Critiques

ODE : Obsessif amour

© Mathieu Doyon

Après avoir été présentée à guichet fermé lors de l’édition 2024 du Festival TransAmériques (FTA), ODE de la chorégraphe montréalaise Catherine Gaudet revient pour trois soirs à l’Agora de la danse. Décalée et enivrante, cette œuvre, incarnée par onze interprètes survolté·es, nous donne envie de vibrer, de danser et de hurler à pleins poumons.

Dès les premières secondes, les onze interprètes remplissent l’espace par leur immobilité sèche et par leur forte présence. Par-dessus l’infini métronome prend sa place et, on ne le saura qu’à la fin, cela durera jusqu’au dernier souffle. Paisiblement, un premier danseur réagit au rythme du son, actif, électrique. Puis les réactions envisagent les corps des autres danseurs et danseuses, toujours, et c’est assez remarquable, à l’unisson.
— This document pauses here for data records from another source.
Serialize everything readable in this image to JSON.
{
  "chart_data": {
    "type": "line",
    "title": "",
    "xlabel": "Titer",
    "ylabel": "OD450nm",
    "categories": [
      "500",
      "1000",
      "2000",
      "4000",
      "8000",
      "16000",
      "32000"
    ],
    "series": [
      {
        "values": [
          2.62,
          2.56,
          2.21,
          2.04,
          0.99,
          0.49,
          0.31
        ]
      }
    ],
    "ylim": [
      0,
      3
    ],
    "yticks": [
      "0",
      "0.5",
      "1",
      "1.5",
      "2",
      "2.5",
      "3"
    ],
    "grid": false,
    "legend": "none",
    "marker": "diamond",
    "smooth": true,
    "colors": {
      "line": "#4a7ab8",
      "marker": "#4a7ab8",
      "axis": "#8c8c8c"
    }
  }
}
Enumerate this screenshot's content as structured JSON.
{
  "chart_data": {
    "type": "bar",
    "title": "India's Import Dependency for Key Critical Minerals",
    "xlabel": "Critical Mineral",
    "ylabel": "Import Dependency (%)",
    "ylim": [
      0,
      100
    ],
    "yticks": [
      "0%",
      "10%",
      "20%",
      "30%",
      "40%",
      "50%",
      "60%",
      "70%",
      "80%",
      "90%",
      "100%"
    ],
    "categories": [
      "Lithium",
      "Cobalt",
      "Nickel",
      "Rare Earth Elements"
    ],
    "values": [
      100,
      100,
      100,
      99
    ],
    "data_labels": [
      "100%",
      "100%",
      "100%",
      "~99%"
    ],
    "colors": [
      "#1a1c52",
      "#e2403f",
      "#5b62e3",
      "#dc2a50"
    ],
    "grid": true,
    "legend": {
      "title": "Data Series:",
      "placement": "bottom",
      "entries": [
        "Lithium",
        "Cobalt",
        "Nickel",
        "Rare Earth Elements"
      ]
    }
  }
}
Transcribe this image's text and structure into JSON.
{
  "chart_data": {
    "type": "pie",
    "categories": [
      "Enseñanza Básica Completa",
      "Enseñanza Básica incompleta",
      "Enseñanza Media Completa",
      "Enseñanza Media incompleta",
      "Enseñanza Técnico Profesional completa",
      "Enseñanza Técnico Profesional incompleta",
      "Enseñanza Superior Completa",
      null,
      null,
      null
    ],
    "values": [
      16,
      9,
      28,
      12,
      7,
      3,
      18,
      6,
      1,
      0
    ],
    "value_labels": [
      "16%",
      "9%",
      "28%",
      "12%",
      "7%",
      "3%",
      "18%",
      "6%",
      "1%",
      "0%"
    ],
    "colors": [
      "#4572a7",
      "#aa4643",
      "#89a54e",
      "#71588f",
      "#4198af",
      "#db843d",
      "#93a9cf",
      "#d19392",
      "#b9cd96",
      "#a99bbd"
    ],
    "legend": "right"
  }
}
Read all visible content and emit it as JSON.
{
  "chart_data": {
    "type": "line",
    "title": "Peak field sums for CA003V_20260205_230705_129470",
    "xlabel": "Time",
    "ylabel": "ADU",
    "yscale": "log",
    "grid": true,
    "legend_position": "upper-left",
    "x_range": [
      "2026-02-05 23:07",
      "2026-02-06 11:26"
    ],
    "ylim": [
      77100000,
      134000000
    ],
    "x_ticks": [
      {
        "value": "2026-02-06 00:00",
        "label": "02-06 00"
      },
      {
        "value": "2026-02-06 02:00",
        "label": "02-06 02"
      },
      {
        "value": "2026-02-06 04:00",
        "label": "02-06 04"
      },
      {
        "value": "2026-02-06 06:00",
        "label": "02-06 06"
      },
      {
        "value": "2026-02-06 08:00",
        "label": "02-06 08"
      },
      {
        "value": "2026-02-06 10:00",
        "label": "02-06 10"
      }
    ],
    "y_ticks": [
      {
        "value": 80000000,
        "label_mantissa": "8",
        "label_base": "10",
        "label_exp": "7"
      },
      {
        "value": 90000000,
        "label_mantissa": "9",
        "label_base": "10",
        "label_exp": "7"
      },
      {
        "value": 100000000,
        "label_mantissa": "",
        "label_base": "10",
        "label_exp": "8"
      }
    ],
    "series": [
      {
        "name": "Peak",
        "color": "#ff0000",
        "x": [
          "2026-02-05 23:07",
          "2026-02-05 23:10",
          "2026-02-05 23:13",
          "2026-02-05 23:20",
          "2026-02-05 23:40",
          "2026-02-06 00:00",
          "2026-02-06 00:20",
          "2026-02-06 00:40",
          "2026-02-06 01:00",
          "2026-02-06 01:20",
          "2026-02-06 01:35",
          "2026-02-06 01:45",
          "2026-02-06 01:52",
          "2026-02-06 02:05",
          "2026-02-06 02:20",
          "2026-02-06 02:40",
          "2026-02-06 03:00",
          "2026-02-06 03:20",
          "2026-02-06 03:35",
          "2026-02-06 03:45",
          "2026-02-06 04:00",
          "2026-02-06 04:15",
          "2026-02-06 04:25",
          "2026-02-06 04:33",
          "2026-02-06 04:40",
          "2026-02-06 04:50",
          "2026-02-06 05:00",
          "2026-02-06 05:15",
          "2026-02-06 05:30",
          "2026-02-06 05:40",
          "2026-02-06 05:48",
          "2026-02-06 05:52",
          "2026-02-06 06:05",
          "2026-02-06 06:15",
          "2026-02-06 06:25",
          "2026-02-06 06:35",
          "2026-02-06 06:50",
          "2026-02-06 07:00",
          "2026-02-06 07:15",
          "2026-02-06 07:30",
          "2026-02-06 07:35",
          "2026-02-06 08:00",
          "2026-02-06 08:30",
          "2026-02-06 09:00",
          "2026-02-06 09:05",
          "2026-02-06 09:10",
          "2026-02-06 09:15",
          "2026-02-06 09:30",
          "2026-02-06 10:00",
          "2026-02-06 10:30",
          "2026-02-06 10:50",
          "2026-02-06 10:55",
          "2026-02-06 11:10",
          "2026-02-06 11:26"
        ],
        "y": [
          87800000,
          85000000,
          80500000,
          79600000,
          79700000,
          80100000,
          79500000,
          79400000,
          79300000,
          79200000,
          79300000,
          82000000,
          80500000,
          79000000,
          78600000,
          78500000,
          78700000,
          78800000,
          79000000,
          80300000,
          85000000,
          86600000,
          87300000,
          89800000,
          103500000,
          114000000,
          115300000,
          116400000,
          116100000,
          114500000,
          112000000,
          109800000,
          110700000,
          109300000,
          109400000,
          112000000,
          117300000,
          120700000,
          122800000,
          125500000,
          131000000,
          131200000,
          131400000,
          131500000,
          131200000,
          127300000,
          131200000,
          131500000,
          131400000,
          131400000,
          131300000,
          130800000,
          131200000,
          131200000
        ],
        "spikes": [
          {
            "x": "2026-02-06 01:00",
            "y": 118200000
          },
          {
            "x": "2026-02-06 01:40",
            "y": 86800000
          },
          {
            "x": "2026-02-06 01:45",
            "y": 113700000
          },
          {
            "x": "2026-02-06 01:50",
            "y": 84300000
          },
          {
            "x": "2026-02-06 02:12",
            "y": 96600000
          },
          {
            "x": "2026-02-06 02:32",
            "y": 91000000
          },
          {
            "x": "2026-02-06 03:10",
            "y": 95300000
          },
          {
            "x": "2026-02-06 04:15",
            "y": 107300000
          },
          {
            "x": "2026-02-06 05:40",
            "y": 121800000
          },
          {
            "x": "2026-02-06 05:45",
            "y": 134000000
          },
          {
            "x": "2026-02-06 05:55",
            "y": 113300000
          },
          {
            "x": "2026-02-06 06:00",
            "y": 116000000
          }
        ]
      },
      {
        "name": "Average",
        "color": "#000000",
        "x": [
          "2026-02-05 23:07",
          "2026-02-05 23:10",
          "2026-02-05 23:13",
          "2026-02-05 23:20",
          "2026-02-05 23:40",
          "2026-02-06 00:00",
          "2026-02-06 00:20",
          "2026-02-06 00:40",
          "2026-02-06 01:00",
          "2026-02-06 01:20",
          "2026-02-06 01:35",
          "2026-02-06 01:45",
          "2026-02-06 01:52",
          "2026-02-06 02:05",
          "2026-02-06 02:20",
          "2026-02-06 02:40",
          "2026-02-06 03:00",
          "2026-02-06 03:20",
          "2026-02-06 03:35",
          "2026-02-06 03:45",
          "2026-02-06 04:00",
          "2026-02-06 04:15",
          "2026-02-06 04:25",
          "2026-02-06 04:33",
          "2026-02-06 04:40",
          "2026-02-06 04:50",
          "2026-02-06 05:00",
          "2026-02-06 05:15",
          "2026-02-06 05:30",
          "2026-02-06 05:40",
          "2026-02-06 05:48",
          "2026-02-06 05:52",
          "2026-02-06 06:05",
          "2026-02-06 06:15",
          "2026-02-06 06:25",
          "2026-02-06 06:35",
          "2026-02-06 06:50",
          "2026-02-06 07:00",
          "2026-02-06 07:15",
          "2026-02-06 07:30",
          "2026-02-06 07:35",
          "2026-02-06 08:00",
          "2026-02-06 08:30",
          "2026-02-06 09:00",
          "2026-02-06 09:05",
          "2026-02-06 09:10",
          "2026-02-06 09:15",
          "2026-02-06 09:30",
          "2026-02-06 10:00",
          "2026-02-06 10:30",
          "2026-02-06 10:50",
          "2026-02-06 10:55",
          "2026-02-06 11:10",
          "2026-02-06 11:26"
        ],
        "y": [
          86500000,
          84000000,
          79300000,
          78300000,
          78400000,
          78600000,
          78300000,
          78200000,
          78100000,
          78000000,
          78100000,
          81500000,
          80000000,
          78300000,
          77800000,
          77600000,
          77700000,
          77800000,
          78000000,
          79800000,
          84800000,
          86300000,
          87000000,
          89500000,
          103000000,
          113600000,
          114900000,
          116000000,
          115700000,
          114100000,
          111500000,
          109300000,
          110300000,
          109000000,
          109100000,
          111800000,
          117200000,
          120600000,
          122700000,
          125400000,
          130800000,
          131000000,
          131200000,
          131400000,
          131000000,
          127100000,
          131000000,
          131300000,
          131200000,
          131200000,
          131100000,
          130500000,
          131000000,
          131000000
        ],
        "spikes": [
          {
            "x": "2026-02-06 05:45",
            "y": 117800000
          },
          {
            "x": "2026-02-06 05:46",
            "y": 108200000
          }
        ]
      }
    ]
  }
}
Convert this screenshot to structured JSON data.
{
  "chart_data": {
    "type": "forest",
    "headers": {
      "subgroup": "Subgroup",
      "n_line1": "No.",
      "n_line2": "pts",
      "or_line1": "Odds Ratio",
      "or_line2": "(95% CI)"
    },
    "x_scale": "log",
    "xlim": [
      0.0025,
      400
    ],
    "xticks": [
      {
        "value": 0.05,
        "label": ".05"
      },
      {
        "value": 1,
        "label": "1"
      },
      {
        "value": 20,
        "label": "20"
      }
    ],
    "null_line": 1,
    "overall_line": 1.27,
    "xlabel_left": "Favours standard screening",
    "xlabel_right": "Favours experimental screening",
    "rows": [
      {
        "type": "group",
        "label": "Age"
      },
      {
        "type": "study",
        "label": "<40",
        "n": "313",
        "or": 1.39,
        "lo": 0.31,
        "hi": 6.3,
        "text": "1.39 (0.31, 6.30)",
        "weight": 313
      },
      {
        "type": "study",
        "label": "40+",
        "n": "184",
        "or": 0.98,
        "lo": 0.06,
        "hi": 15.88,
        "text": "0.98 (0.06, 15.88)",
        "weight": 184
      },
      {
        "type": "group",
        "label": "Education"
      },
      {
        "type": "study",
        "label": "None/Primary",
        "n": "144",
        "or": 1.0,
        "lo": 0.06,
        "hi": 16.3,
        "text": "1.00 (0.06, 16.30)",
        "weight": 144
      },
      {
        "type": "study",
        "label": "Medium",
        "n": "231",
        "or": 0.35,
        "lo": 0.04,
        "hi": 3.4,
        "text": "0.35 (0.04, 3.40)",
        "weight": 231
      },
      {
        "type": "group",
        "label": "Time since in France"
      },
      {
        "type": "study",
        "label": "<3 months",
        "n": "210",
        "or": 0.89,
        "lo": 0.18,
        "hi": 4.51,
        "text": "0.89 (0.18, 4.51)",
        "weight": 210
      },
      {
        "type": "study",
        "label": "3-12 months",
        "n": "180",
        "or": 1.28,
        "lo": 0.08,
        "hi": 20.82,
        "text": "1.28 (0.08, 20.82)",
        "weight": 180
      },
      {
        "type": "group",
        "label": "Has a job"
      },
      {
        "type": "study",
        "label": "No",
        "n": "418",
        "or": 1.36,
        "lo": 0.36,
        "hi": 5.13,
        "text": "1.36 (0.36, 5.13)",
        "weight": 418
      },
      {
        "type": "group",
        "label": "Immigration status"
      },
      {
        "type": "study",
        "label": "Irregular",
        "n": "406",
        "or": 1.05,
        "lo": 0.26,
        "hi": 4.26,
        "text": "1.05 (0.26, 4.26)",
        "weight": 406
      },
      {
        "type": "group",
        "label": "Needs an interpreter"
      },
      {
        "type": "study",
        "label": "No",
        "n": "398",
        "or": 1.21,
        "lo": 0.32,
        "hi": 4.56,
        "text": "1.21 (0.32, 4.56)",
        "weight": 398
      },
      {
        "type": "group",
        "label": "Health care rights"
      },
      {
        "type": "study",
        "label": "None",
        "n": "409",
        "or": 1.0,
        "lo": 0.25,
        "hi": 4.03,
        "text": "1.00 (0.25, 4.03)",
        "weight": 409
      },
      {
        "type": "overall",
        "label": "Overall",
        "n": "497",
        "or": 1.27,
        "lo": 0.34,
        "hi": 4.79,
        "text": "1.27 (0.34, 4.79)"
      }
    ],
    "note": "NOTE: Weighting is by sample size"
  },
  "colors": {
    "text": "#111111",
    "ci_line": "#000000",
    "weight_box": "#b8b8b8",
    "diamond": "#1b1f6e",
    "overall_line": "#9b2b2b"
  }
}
En effet, l’œuvre, qui dure près d’une heure, ne laisse de répit à personne. Aucun·e artiste ne sort de scène, aucun·e n’a de solo à proprement parler ou de partition particulière. Ainsi, pendant toute l’œuvre, tout le monde est accordé, et suit la chorégraphie à la lettre. Et même au pied de la lettre, tellement les changements sont brutaux, précieux et délicieux à observer.

© Mathieu Doyon

Dans une première partie, ce sont les angles qui priment. Les interprètes se tordent, bras en l’air, demi-pointe active, grimace sur le visage. Le rythme, toujours constant, ne les précipite pas. Leurs corps figés restent immobiles sur plusieurs battements de mesure. Les souffles, les bruits de bouche et les soupirs entrent ensuite en scène, comme des ajouts musicaux, mais aussi des perceptions d’humanité dans cet ensemble quasi-robotique au départ. Ainsi, certain·es bruits font sourire, d’autres transpirent le relâchement et font du bien. Ils et elles éclatent spontanément sans pour autant qu’on puisse identifier la ou les personnes qui jouissent, crient, gémissent. Cela devient un jeu et ajoute une rythmique sonore à la pièce.

Jusqu’à la transe

Par la suite, les corps s’arrondissent, proposent des mouvements plus en ondulation, tout en gardant la cadence. Et celle-ci va en s’accélérant. Crescendo, les interprètes se collent à la rythmique, dansent sur tous les temps qui leur sont offerts. Les mouvements sont simples, répétitifs, mais demandent beaucoup d’engagement et d’intensité de la part des interprètes, qui n’arrêtent jamais.

En plus du corps, la voix vient elle aussi ajouter à ce rituel qui devient hypnotique, inarrêtable. En fond, l’instoppable métronome, mais aussi une partition plus lyrique, presque épique, vient ajouter de l’émotion. On en a même des frissons. On a envie à notre tour de se joindre à la danse, d’unir nos cris à ceux des danseurs et danseuses, d’entrer en transe à leurs côtés. Car c’est finalement ce que propose ODE : un sentiment d’exaltation provoqué par l’excessive répétition et la netteté des corps et des mots. Le tout devient obsessif, mais pourtant plaisant, voire enivrant. Le dévouement des interprètes et la puissance de leurs corps fascinent. On ne les lâche pas du regard, on tient avec eux chaque souffle. Jusqu’au dernier.

© Mathieu Doyon

ODE

Chorégraphie : Catherine Gaudet. Interprètes : Clara Biernacki, Rodrigo Alvarenga-Bonilla, Stacey Désilier, Dany Desjardins, Francis Ducharme, Caroline Gravel, Motrya Kozbur, Chi Long, Scott McCabe, Geneviève Robitaille et Ariane Levasseur. Composition musique originale : Antoine Berthiaume. Lumières : Alexandre Pilon-Guay. Présentée à l’Agora de la danse jusqu’au 26 septembre 2025.